His Precious Inheritance. Dorothy Clark
key down again to disengage it. And then I press the rest of the letters...” She peered down at the key-board and found them. “e...l...e...n. There! I have typed your name. If I were using the typewriter, your name would be printed on a piece of paper beneath the...the roller thing. See. Here it is.” She opened the manual to the picture of the typewriter with all of the parts named.
“You have to learn all of that just to write my name?” Her mother shook her head, laughed and lifted the pencil she held into the air. “I’ll use this, thank you.”
“Well, I am going to learn how to use this typewriter. And I am going to learn it without Mr. Thornberg’s help. And you can help me, Mama.” She carried the manual back to the desk. “When I have all of these keys memorized, and I have practiced enough that my fingers don’t trip all over each other trying to find them, I will sit over there by the bed and you can call out words for me to type. I will keep my eyes closed, and you can watch my fingers and tell me if I hit the right keys.
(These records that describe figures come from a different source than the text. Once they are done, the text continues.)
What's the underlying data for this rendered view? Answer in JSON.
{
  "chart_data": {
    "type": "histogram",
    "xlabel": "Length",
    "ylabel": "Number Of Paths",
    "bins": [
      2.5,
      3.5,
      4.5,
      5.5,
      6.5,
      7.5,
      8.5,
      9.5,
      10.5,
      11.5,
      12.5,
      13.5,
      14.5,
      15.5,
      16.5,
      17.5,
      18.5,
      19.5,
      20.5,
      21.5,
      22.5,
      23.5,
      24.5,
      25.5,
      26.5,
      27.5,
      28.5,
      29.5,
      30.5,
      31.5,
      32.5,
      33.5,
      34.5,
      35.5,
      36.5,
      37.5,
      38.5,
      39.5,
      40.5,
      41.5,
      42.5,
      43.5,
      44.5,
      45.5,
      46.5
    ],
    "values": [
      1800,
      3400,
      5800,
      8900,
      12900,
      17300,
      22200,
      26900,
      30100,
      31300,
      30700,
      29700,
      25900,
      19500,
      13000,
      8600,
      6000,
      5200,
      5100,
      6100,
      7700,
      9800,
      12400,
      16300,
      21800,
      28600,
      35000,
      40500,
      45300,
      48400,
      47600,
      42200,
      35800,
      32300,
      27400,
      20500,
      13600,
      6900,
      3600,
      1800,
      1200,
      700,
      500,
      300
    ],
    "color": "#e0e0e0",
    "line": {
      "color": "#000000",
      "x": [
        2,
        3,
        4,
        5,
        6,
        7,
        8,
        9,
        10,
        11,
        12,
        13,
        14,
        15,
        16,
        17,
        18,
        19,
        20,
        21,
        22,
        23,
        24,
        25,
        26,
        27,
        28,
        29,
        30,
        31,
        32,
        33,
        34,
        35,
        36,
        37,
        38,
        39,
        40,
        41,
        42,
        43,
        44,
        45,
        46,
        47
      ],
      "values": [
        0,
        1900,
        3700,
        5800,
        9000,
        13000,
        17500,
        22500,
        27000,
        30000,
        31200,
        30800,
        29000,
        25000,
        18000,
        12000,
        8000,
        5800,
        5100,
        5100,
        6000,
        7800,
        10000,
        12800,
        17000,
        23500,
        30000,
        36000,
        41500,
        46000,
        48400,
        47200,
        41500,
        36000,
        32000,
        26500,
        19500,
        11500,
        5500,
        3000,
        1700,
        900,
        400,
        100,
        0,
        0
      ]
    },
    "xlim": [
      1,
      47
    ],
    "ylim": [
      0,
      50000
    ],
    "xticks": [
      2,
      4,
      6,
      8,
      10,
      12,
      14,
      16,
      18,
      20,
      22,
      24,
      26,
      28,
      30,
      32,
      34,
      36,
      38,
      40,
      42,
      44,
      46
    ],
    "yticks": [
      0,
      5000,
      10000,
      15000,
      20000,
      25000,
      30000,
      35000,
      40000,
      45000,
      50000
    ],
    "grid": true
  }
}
I am going to type better and faster than anyone else at the Journal—including Mr. Thornberg. That will show him my value as an employee.”
She placed her fingers over the center row on the paper key-board and studied the top row on the left side. Q-W-E-R-T. Now, which fingers should she use...
* * *
The letters were blurring too much for her to practice any longer. Clarice blinked her eyes and glanced at her open locket watch she’d placed in the light cast by the oil lamp. One o’clock. She looked over at the bed and smiled. Her mother had set the writing box aside and succumbed to sleep close to two hours ago. And she was sleeping well. She hadn’t once moaned with pain.
Could the surcease of pain mean that her mother might walk again? Hope sprang to her heart. She would arrange for a doctor to come and see her mother as soon as she had the money. And that meant she had to stop practicing with the typewriter at work and concentrate on answering those letters. She wasn’t being paid to learn how to use the typewriter. And her mother’s care came first, even before her ambition to be a columnist for a real newspaper.
She closed the manual and slipped from her chair to take the writing box off the bed. Her mother’s Bible was open beside it, a verse marked with a small star in the margin. She averted her eyes. How could her mother still believe in God after all she had suffered? She picked up the writing box and placed it on the seat of the chair by the bed, where her mother could reach it, and glanced back at the Bible. The marked verse drew her eye. For my thoughts are not your thoughts, neither are your ways my ways, saith the Lord.
Well, that was certainly true. She would never have let her mother be crippled!
Trust me.
The thought was so clear it might have been spoken. She spun about and hurried back to the turret area, turned down the wick to dim the lamp and shrugged out of her dressing gown. The night was warm, but shivers prickled her flesh. She slipped beneath the blanket on the window seat and pulled it up around her neck, seeking the comfort of its softness and warmth. All was dark outside the windows. There were no stars to look at—nothing.
The silence of the night settled around her. Her heart ached with a longing she didn’t understand and refused to acknowledge. She turned onto her other side and stared at the dim spot of light, the lowered wick glowing against the darkness.